Another team, led by Brian Hie, a computational biologist at Stanford University in California, and by bioengineer Patrick Hsu at the Arc Institute in Palo Alto, California, used an AI model capable of generating both protein and RNA sequences. Their model, called EVO, was trained on 80,000 genomes from bacteria and archaea, as well as other microbial sequences, amounting to 300 billion DNA letters. Hie and Hsu’s team has not yet tested its designs in the lab. But predicted structures of some of the CRISPR–Cas9 systems they designed resemble those of natural proteins. Their work was described in a preprint2 posted on bioRxiv.org, and has not been peer-reviewed.
Precision medicine
“This is amazing,” says Noelia Ferruz Capapey, a computational biologist at the Molecular Biology Institute of Barcelona in Spain. She’s impressed by the fact that researchers can use the OpenCRISPR-1 molecule without restriction, unlike with some patented gene-editing tools. The ProGen2 model and ‘atlas’ of CRISPR sequences used to fine-tune it are also freely available.

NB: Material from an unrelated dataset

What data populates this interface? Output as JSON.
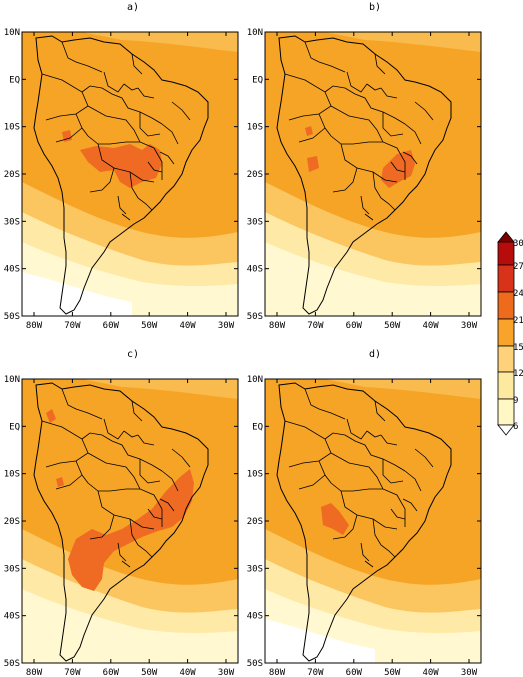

The hope is that AI-designed gene-editing tools could be better suited to medical applications than are existing CRISPRs, says Madani. Profluent, he adds, is hoping to partner with companies that are developing gene-editing therapies to test AI-generated CRISPRs. “It really necessitates precision and a bespoke design. And I think that just can’t be done by copying and pasting” from naturally-occurring CRISPR systems, he says.